One executive of a fruit packing company, which sells into both the food service/institutional market and to retailers, says he's been told that even these low-function Class 0 and 1 tags — sometimes referred to as “slap & ship” tags — would cost $.20-$.50/case depending on volume. His company produces 20 million packages a year, which are shipped on half a million pallets. He says that he'll probably use S&S tags on cases for all customers, not just his buyers who are demanding them.
That per-tag price will go down. Langford notes that one tag supplier is writing into its contract with buyers that the price of the tags would be below $.05 per tag by the fourth quarter of 2006.
But the price is going to have to come down substantially below that for product manufacturers such as Hewlett-Packard Co. (www.hp.com) to realize the ultimate benefit of RFID technology, which will come from tagging individual packages in order to reap the added benefit of theft and counterfeiting prevention.
“Everyone is looking for the next level — item tagging,” admits Greg Edds, product manager for global supply chain operations at high-tech manufacturer HP. All HP business units are implementing RFID tagging at some manufacturing locations.
“That will drive the magnitude of implementation,” Edds explains. That will be particularly true for ink cartridges, he explains, which often disappear from store shelves in the pockets of thieves.

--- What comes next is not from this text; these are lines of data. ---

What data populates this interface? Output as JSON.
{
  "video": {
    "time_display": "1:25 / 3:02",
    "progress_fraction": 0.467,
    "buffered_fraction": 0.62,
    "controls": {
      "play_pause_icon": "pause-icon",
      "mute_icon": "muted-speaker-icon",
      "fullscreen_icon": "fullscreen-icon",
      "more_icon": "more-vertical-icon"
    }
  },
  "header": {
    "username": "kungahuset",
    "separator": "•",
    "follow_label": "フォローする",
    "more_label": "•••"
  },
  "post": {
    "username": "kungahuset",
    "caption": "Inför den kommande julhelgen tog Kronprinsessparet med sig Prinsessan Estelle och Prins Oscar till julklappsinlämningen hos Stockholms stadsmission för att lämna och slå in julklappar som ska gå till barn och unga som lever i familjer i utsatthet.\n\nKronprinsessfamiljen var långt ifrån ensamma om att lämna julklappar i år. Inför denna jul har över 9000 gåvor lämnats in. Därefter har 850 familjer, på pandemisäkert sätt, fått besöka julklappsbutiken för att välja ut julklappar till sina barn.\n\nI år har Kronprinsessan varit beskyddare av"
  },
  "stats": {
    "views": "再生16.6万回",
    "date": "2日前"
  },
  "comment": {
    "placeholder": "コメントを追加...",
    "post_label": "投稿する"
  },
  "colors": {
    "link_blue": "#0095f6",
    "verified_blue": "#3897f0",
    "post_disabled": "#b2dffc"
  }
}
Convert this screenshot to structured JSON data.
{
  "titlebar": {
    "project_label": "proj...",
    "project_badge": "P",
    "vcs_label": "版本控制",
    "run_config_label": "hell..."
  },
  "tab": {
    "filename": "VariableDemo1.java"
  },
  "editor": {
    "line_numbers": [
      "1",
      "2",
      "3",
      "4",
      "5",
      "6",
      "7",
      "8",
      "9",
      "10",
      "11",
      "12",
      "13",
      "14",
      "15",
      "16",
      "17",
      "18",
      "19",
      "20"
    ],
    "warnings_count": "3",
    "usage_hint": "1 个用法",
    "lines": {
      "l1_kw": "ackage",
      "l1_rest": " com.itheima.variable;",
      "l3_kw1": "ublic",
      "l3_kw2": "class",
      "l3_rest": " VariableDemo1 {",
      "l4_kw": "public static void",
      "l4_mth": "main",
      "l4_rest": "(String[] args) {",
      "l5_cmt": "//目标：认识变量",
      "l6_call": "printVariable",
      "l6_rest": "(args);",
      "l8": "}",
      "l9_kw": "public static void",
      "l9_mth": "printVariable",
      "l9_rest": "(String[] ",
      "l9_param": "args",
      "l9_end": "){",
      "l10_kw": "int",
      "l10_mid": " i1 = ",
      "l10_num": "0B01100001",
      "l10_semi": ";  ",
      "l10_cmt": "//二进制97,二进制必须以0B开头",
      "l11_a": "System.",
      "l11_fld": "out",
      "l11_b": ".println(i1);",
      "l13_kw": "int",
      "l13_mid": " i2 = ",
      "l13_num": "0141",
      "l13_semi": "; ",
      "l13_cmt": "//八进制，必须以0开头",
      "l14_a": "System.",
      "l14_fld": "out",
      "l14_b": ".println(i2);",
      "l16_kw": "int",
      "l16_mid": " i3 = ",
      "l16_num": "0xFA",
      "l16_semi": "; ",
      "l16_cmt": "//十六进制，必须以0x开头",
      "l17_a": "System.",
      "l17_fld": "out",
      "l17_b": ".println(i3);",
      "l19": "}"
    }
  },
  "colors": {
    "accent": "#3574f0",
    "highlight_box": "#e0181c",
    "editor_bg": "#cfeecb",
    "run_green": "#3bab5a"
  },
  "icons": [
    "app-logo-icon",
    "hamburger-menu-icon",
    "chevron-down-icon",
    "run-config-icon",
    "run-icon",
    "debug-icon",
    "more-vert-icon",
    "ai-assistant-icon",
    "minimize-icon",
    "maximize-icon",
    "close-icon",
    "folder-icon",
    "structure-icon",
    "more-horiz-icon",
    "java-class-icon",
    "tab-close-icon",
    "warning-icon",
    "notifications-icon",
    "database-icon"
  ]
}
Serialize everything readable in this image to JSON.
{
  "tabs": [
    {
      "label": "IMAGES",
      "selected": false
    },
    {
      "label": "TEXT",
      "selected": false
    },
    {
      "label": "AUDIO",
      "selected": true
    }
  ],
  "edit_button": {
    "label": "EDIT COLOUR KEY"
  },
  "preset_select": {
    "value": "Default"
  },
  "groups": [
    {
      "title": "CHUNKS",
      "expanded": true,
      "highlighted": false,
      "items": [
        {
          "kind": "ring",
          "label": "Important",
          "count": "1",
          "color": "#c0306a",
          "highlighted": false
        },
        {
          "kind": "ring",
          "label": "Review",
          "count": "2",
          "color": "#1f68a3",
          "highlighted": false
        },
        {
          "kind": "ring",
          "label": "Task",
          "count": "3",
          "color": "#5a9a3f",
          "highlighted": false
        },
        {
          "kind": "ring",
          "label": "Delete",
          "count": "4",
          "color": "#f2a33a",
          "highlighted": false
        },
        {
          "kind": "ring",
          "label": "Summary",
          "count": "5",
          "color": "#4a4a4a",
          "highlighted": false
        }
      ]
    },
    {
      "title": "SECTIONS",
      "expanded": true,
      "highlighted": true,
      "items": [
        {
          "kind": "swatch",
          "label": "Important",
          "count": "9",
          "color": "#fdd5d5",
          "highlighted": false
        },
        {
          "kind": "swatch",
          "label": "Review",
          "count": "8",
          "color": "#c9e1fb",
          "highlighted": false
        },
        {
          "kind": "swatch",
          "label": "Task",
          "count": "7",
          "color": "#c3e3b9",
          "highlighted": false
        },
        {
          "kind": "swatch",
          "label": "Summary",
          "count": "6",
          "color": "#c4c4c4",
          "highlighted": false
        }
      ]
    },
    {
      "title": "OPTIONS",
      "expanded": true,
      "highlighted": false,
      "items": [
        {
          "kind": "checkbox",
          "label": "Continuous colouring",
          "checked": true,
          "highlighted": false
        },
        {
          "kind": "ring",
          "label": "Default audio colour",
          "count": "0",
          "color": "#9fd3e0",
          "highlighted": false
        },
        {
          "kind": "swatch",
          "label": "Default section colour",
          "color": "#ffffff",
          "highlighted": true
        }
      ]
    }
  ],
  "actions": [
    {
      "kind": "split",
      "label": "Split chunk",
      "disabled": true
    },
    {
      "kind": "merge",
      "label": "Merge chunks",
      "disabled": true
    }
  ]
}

But Langford predicts that item level tagging is 10-15 years away. “For chewing gum and bottled water to be tagged, the cost of the tag has to be less than $.01 per tag,” he says. “We're not going to be able to get there using silicon. We will probably have to put printed circuits on tags.” But he admits that Wal-Mart might “cherry pick” some “high-value, high-theft” products for near-term package-level tagging.
Meanwhile, Wal-Mart is more concerned with helping its suppliers figure out how to get Class 0 or Class 1 tags to work on product cases. The moisture in products, permeating outwards through the package to the case, has caused problems for some RFID tag antennas (see sidebar, “Message in a bottle”).
But Langford answers that new “agile” readers have enhanced sensitivity. Six months ago, for example, Wal-Mart was able to read only 30% of the tags on cases of consumer soap because of the moisture in the product. “Agile readers now allow us to read 100% of the tags,” he explains. “That was a big wow.”
Sometimes the location of the tag is the problem. Mike O'Shea, director of corporate auto ID/RFID strategy at personal paper products manufacturer Kimberly-Clark Corp. (www.kimberly-clark.com), states, “The best place to put a tag might not be on the outside of a case. The interior wall of the case or inside the flap might be better.”
Kimberly-Clark found that it had trouble reading tags on the outside of cases when those cases were stacked on pallets in such a way that the case butted up against the metal of a lift truck. Notes O'Shea, “There are all sorts of sources of electromagnetic energy which can limit readability of tags. We even found the steel rebar in the foundation of our floor was causing a problem.”
Langford makes it clear why Wal-Mart and other retailers such as Target, Albertsons, Metro and Tesco are demanding RFID tagging from their vendors. “The typical retailer loses 4% of sales because of out-of-stock product,” Langford says. “Imagine what 1%-2% could do to your profit.” LT
Stephen Barlas is a freelance writer based in Washington, D.C.